How to Use Your Smart Thermostat to Stay Cool This Summer

If you’re one of the growing numbers of families that has installed a smart thermostat, your household is probably overjoyed that you made the investment when this hot and sticky time of year rolls around.

With temperature controls at your fingertips or even through voice control, you can adjust the ambiance of your home from afar, thus always keeping it cool when you need it!

Smart thermostats are smart on their own, but with a little ingenuity, you can harness their power to get even more out of them in terms of comfort and savings. Revience, your Eden Prairie provider of advanced home automation solutions, has a few tips below.

Recommended Temperature Settings

Cooling your home is all about balancing your comfort level with the energy cost. The colder you want it, the more expensive it gets. But experts have weighed in with what they think is the sweet spot for well-balanced summer temperature control.
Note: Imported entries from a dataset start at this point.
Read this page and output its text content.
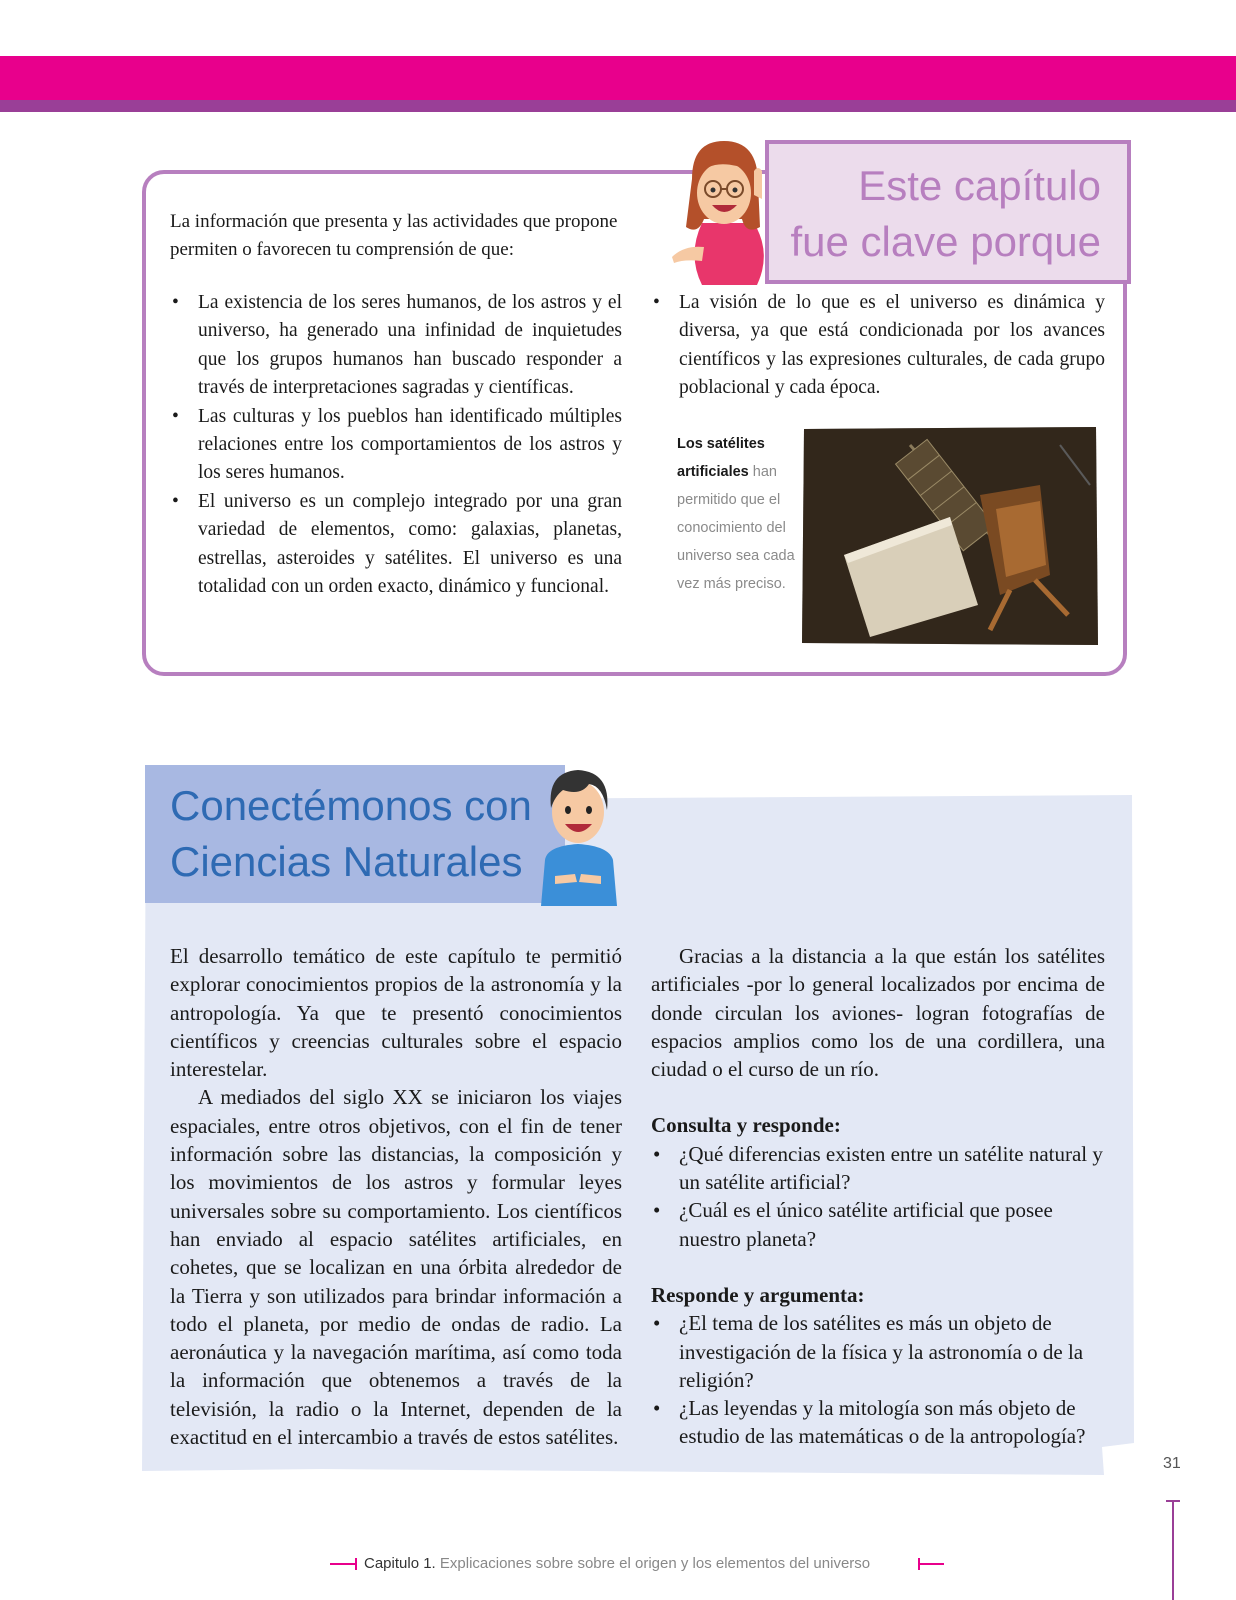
Este capítulo
fue clave porque

La información que presenta y las actividades que propone permiten o favorecen tu comprensión de que:

• La existencia de los seres humanos, de los astros y el universo, ha generado una infinidad de inquietudes que los grupos humanos han buscado responder a través de interpretaciones sagradas y científicas.
• Las culturas y los pueblos han identificado múltiples relaciones entre los comportamientos de los astros y los seres humanos.
• El universo es un complejo integrado por una gran variedad de elementos, como: galaxias, planetas, estrellas, asteroides y satélites. El universo es una totalidad con un orden exacto, dinámico y funcional.
• La visión de lo que es el universo es dinámica y diversa, ya que está condicionada por los avances científicos y las expresiones culturales, de cada grupo poblacional y cada época.

Los satélites artificiales han permitido que el conocimiento del universo sea cada vez más preciso.

Conectémonos con
Ciencias Naturales

El desarrollo temático de este capítulo te permitió explorar conocimientos propios de la astronomía y la antropología. Ya que te presentó conocimientos científicos y creencias culturales sobre el espacio interestelar.

A mediados del siglo XX se iniciaron los viajes espaciales, entre otros objetivos, con el fin de tener información sobre las distancias, la composición y los movimientos de los astros y formular leyes universales sobre su comportamiento. Los científicos han enviado al espacio satélites artificiales, en cohetes, que se localizan en una órbita alrededor de la Tierra y son utilizados para brindar información a todo el planeta, por medio de ondas de radio. La aeronáutica y la navegación marítima, así como toda la información que obtenemos a través de la televisión, la radio o la Internet, dependen de la exactitud en el intercambio a través de estos satélites.

Gracias a la distancia a la que están los satélites artificiales -por lo general localizados por encima de donde circulan los aviones- logran fotografías de espacios amplios como los de una cordillera, una ciudad o el curso de un río.

Consulta y responde:
• ¿Qué diferencias existen entre un satélite natural y un satélite artificial?
• ¿Cuál es el único satélite artificial que posee nuestro planeta?
Responde y argumenta:
• ¿El tema de los satélites es más un objeto de investigación de la física y la astronomía o de la religión?
• ¿Las leyendas y la mitología son más objeto de estudio de las matemáticas o de la antropología?
31
Capitulo 1. Explicaciones sobre sobre el origen y los elementos del universo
The consensus is to set your thermostat to 78°F while you’re home and bump it up to 85 - 88°F when you leave your house for at least a few hours. Just doing this alone can save you up to 10% on cooling costs while still maintaining a comfortable temperature in your home all summer.

Benefits of a Smart Thermostat

With a smart thermostat, keeping your cool while saving money has never been easier. Trying to keep track of when to adjust your thermostat to save the most money or remembering to change the setting whenever you leave or return gets complicated. So, choose the simpler option: program your thermostat for each season and let it control the savings for you.

Preset Temperatures

Preset your thermostat to automatically adjust the temperature when you leave your house for work each day and cool down again when you come home. You can even set it to prepare for your arrival by scheduling it to start cooling your home a few minutes before you arrive so your space is at the perfect temperature as soon as you walk through the door.

App Controls

When your schedule changes, use the smart controls on your phone or tablet to control your thermostat from anywhere. Before you head home, tap a button to start up your AC and enter a cool, comfy home.

Smart Home Sensors

If pushing buttons is still more than you want to hassle with, you can program some smart home systems to observe when you’re home or not, and they will control the indoor temperature for you based on your location.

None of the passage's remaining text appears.